Halloween (2018)

Halloween (2018) Cover

Though refreshingly entertaining, Halloween isn’t for everyone, but it isn’t meant to be. Filled with captivating cinematography, fun actors, and entertaining direction, there is a lot to like here. Director David Gordon Green feels like he gets what is supposed to make the franchise fun and entertaining, and it almost worked for me.

What is most fascinating about the franchise is just how cavalier it is with continuity. The Halloween franchise has had a large series of sequels as well as full reboots that are followed by Halloween (2018) which is a sequel with selective continuity from only the original films. Kind of. Halloween describes its own continuity and rewrites its history via exposition dialog and describes a series of events that don’t appear to have happened in any film.

It’s Superman Returns weird, but don’t worry about it, David Gordon Green doesn’t. The movie doesn’t suffer because of it. Just try not to think about it. I was able to not worry about it till after the movie and I’m still okay with it because this movie is cohesive. I don’t need it to make sense in the context of literally 40 years of films. I know there are some people that do need that, so just be aware. If you need to, think of it as a new reboot that starts with Michael Meyer’s second killing spree and writes its own prequel out in exposition.

Believe it or not, I love these kinds of mental gymnastics.

Honestly, though, that’s the most interesting part of the story outside of the element of being part revenge film from the perspective of Jamie Lee Curtis’ character, Laurie Strode. Michael Meyers, a 40-year-old boogie man who has never said a word, is set free on Halloween night to kill again as his counterpart, his one-time victim Laurie Strode, hunts him down after spending her whole life in preparation for this confrontation. It’s fine. In fact, it’s downright fun for a concept.

Let’s be brutally honest here, this franchise isn’t about the plot. The audience is here for the slashing. They’re here for a steady build of uncomfortable tension punctuated with brutal murders depicted with creative directing. You will get that in spades. If that’s all you want out of a good slasher, you’ll get it and that aspect is well done. There are very few jump-scares, and those jump-scares are more there for fun than to scare you. The film wants its premise to be what’s scary, and so the murders tend to be more fetishized by the director than surprising.

My issues with Halloween come more from the character of Michael Meyers himself rather than from anything else about the story, but I’ll wait to talk about that later.

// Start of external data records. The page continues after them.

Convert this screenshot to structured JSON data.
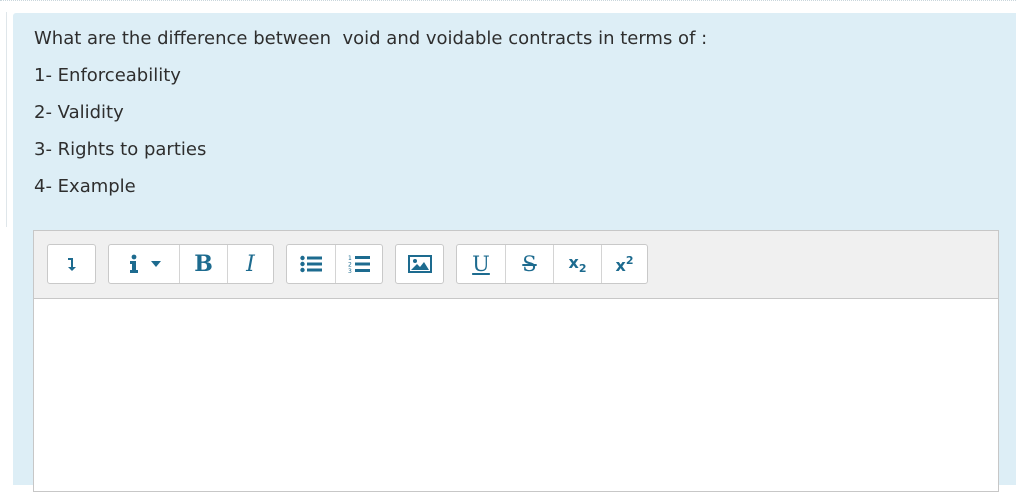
{
  "question": {
    "title": "What are the difference between  void and voidable contracts in terms of :",
    "items": [
      "1- Enforceability",
      "2- Validity",
      "3- Rights to parties",
      "4- Example"
    ]
  },
  "toolbar": {
    "icons": {
      "format": "arrow-down-icon",
      "info": "info-icon",
      "bold": "bold-icon",
      "italic": "italic-icon",
      "bullet_list": "bullet-list-icon",
      "numbered_list": "numbered-list-icon",
      "image": "image-icon",
      "underline": "underline-icon",
      "strikethrough": "strikethrough-icon",
      "subscript": "subscript-icon",
      "superscript": "superscript-icon"
    },
    "bold_label": "B",
    "italic_label": "I",
    "underline_label": "U",
    "strike_label": "S",
    "sub_base": "x",
    "sub_small": "2",
    "sup_base": "x",
    "sup_small": "2"
  },
  "editor": {
    "content": ""
  },
  "colors": {
    "panel_bg": "#ddeef6",
    "icon_accent": "#1d6b8f",
    "toolbar_bg": "#f0f0f0"
  }
}
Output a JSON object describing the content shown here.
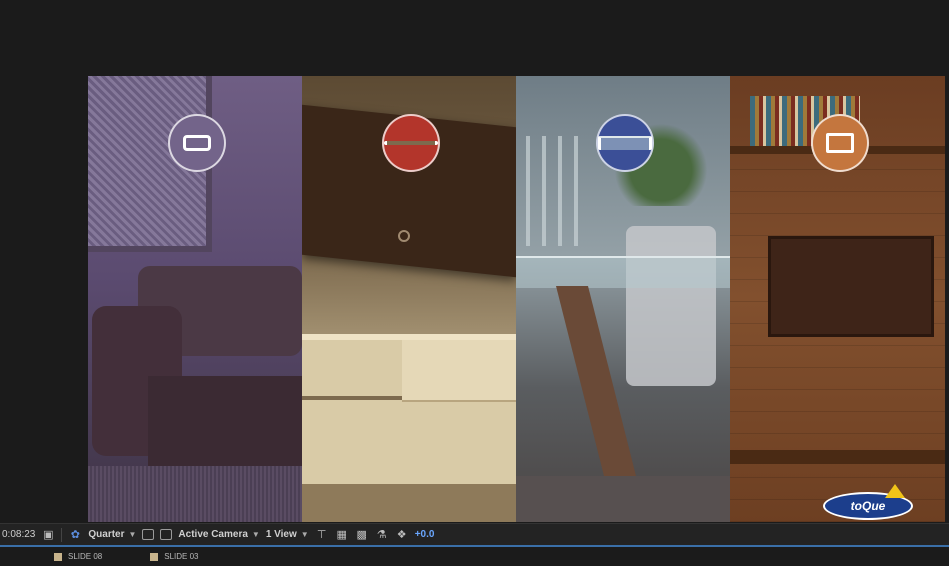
{
  "toolbar": {
    "timecode": "0:08:23",
    "resolution": "Quarter",
    "camera": "Active Camera",
    "views": "1 View",
    "exposure": "+0.0"
  },
  "tabs": [
    {
      "label": "SLIDE 08"
    },
    {
      "label": "SLIDE 03"
    }
  ],
  "composition": {
    "panels": [
      {
        "icon": "sofa-icon",
        "color": "#73648a"
      },
      {
        "icon": "tv-shelf-icon",
        "color": "#b3352b"
      },
      {
        "icon": "table-icon",
        "color": "#3b4f97"
      },
      {
        "icon": "chair-icon",
        "color": "#c4763e"
      }
    ],
    "logo_text": "toQue"
  },
  "colors": {
    "accent": "#6aa7ff",
    "tab_underline": "#3a6fa8",
    "panel_bg": "#232323"
  }
}
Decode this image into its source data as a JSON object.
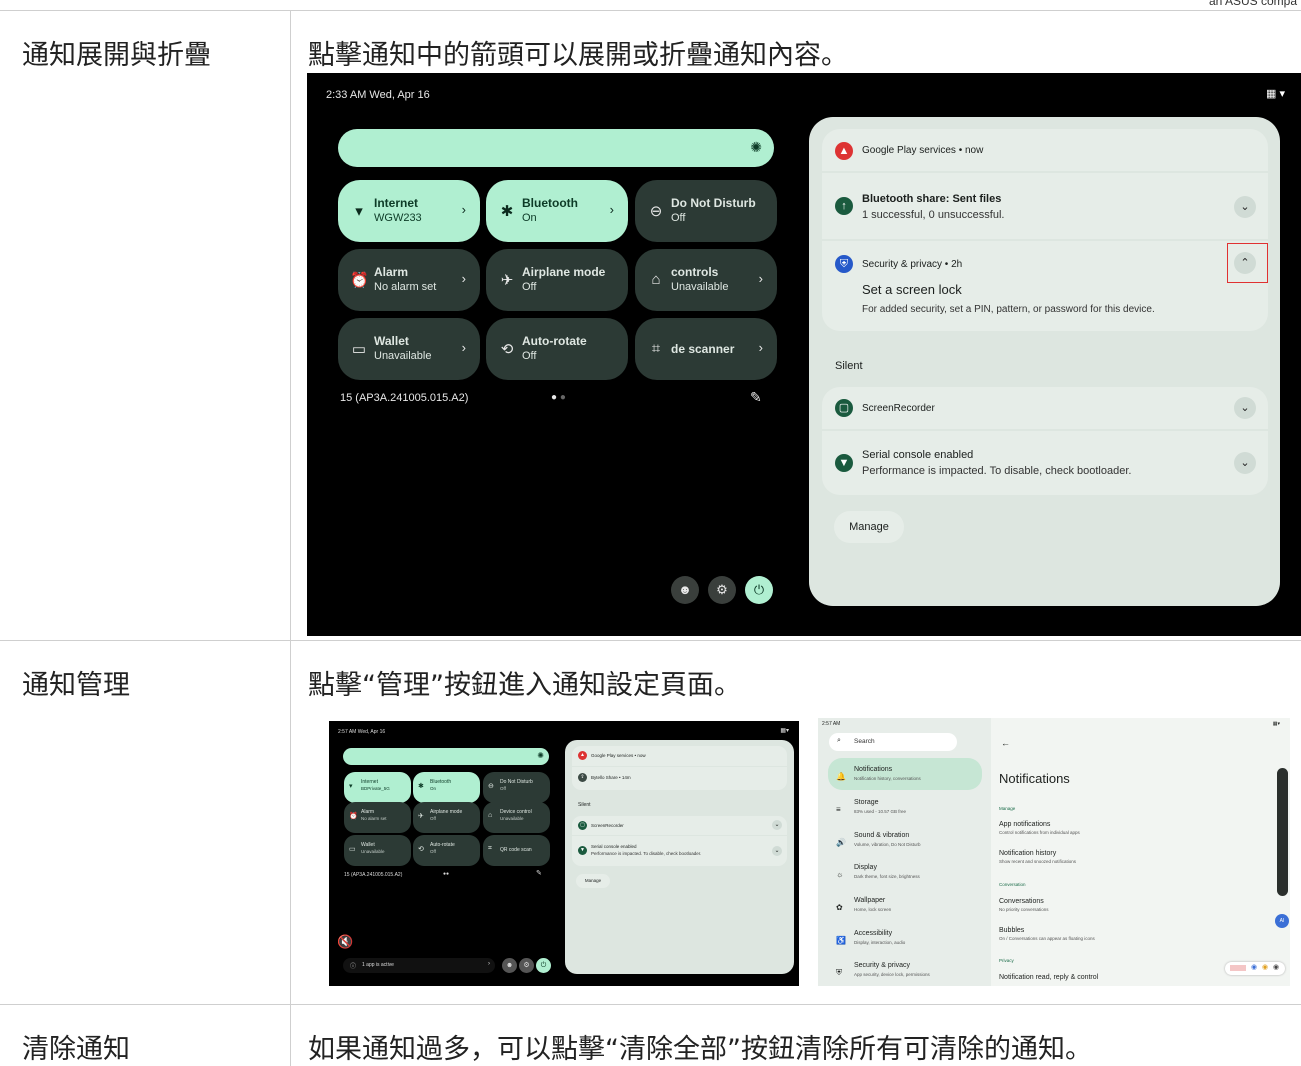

First, I want to praise the cast. I love Jamie Lee Curtis. Her film choices lately just leave me giddy and excited, and I’ve especially enjoyed her in the Scream Queens tv show. She plays Laurie Strode with a somber tone. There are a few nods to the franchise, but fewer than you’d expect in this type of film that is trying to play off its history. Other standouts for me include Will Patton as Officer Hawkins and Haluk Bilginer as Dr. Sartain. Their strong performances are important as their characters have the most interaction and history with Laurie Strode and Michael Meyers, and they act primarily as the lens for what the audience understands and feels.

Despite all of these great elements, the passionate directing, the amazing cast, and the deeply fascinating relationship with its franchise, Halloween just didn’t work for me. To me, a person who doesn’t speak for 40 years and whose only actions when they’re free to act are endless thoughtless murder isn’t evil. They’re not even a person. They’re a plot device or a machine. The film’s dialog regularly asks the audience to try and give motivation to Meyers with one hand and with the other hand it tells us that he is such pure evil that he has no motivation. You can’t have it both ways. But more importantly, you especially can’t have it the latter. Pure evil isn’t mindlessly killing people one at a time in order. There’s no method or motive to it. That’s at best nature, but at worst… it’s built entirely on an unhelpful understanding of mental illness.

I get what they want, too. They want to prey on that feeling you got when you were ten years old and telling stories about escaped mental patients down the street. That was a cool feeling… when you were ten. As a secondary objective, they want to appeal to the part of you that wants to live only for a minute inside of Michael Meyers and enjoy what he’s doing. It’s why the film doesn’t use its jump scares for the murders but takes just enough time with each kill to let the brutality of it sink in. But I’m not ten and I don’t have any desire to spend even a moment in Michael Meyers’ shoes, and so Halloween just didn’t work for me.

Even with that criticism, though, I will say that the end was still incredibly entertaining as the style of movie shifts dramatically.

Overall the latest Halloween is as pure of a slasher as you can get, but this, unfortunately, can’t and won’t appeal to everyone. Its purity makes it incapable of rising above the slasher genre and finding anything truly deeper beyond its offerings. Its lack of anything deep to say about its subject is part of that purity. I will say this, it’s one of the very best examples of what it is.

Final Verdict:An entertaining slasher, but it doesn't rise above slashers as a genre.